Verizon's FiOS has been woefully underdeveloped and I'm actually wondering if they can now promise these speeds because they've improved the backbone, or because they now have just that much extra bandwidth after their price gouging and the fact they don't really spend on the rest of their networks either. :(
 

Kayden

Tech Monkey
I don't live in a major metro area, of course we were the test bed for FiOS when it first started. I have no speed issues, I currently have the 25 up and down but I actually get 30 down and 25 up. I did notice that the 25 down is gone and that the 50 is replacing it, I might be getting upgraded to that, have to check into it. I will also have to see if I can *test* the 300 service. I do agree the prices are pretty high, but when you compare it to Docsis 3 Cable modem service, it is on par with it.
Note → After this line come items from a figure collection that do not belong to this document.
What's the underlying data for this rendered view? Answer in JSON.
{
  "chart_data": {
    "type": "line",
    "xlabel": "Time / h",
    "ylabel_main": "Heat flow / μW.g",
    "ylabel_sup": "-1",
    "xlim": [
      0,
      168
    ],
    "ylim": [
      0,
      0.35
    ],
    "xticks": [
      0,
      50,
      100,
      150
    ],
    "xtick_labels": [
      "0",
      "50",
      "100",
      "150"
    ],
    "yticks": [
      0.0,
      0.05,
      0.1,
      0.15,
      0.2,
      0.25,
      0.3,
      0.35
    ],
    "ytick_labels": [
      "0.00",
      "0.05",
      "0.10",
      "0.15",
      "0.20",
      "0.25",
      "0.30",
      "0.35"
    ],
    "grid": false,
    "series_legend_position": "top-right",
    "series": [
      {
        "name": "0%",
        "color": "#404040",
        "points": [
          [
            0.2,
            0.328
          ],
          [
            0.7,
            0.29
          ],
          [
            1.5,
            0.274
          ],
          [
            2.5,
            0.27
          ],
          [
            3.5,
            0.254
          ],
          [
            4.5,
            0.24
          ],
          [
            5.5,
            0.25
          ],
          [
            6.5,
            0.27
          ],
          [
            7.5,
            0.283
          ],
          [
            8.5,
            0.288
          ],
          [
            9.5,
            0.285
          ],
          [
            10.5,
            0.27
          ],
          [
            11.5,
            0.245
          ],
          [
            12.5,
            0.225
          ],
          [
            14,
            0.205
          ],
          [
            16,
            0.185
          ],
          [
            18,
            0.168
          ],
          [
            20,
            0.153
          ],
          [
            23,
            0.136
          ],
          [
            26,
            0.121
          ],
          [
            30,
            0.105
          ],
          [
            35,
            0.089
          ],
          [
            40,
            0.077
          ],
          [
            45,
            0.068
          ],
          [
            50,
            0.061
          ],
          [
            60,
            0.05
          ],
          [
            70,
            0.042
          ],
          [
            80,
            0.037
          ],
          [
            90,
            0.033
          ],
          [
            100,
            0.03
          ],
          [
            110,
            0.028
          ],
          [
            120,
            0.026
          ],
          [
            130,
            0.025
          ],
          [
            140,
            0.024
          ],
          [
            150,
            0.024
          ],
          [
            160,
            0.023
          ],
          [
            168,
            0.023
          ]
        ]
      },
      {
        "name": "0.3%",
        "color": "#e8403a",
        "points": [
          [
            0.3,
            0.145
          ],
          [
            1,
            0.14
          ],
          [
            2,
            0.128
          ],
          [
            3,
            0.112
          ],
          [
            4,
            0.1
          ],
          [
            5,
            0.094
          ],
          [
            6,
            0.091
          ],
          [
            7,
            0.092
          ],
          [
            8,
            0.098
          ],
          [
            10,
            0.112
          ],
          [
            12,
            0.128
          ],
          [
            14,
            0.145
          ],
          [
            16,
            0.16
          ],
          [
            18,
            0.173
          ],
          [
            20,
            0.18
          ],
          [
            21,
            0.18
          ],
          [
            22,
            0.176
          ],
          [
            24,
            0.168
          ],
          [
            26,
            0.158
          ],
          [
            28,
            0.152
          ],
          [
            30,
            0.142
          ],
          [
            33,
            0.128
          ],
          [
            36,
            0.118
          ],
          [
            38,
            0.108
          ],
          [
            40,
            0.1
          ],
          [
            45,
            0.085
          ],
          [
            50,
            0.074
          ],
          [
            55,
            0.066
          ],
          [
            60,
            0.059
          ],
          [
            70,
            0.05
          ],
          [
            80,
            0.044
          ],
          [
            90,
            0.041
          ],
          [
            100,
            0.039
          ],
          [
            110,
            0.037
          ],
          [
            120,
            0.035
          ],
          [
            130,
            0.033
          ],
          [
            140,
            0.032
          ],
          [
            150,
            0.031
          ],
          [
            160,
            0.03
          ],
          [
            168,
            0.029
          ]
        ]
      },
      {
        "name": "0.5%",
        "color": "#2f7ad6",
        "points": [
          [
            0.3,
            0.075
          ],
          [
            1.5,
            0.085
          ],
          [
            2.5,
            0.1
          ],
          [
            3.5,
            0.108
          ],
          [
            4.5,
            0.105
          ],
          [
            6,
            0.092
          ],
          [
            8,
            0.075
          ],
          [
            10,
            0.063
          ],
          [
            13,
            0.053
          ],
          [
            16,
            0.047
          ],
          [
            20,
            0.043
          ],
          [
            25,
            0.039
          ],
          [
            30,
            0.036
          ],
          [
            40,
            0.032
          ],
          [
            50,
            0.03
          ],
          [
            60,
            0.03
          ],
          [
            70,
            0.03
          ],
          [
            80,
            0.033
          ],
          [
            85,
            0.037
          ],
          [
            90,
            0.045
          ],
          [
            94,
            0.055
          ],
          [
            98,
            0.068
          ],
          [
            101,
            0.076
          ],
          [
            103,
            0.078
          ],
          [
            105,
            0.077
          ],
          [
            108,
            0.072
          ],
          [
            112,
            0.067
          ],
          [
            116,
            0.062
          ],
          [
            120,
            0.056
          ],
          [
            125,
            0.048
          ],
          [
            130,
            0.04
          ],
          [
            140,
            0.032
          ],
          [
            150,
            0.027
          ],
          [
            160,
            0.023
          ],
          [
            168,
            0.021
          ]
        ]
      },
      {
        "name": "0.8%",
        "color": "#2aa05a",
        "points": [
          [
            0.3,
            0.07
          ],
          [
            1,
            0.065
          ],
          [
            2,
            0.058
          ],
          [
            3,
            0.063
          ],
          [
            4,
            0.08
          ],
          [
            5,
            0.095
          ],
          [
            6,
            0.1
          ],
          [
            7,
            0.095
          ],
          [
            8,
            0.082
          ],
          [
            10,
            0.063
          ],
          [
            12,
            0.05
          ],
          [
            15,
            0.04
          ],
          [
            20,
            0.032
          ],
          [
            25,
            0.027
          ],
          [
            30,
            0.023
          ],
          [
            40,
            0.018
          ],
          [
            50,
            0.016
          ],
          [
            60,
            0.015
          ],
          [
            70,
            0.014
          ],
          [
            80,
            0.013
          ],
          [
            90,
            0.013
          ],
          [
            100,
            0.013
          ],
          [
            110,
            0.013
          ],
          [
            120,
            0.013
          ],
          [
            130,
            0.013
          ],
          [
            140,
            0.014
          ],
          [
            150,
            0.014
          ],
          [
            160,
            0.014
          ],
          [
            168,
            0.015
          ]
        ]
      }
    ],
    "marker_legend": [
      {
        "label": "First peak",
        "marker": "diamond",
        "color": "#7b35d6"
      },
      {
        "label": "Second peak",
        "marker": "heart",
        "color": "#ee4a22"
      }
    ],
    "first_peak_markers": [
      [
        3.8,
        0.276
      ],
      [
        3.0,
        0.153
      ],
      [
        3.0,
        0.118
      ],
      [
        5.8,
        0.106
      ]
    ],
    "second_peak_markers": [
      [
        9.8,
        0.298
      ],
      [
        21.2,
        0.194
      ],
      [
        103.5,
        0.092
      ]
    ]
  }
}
I know cause I just came from Cable in SD and it's the same as the FiOS inet bill for the same speed, the upload is better on the FiOS service though, I only had 8 in SD.
 

DarkStarr

Tech Monkey
Yea so? Google is doing this:

We're planning to build and test ultra high-speed broadband networks in a small number of trial locations across the United States. We'll deliver Internet speeds more than 100 times faster than what most Americans have access to today with 1 gigabit per second, fiber-to-the-home connections. We plan to offer service at a competitive price to at least 50,000 and potentially up to 500,000 people.

And in my city no less :D
 

Kayden

Tech Monkey
That would be awesome DarkStarr, but when I read "competitive price" a $1,000 a month came to mind. I hope it isn't that much, but you know how these companies can be.
 

DarkStarr

Tech Monkey
I doubt it since its supposed to be competitive to what you paying meaning consumer level, so at most ~$100 a month, since the entire point of it is to increase the spread of high speed connections and force ISPs to increase speeds at the same prices.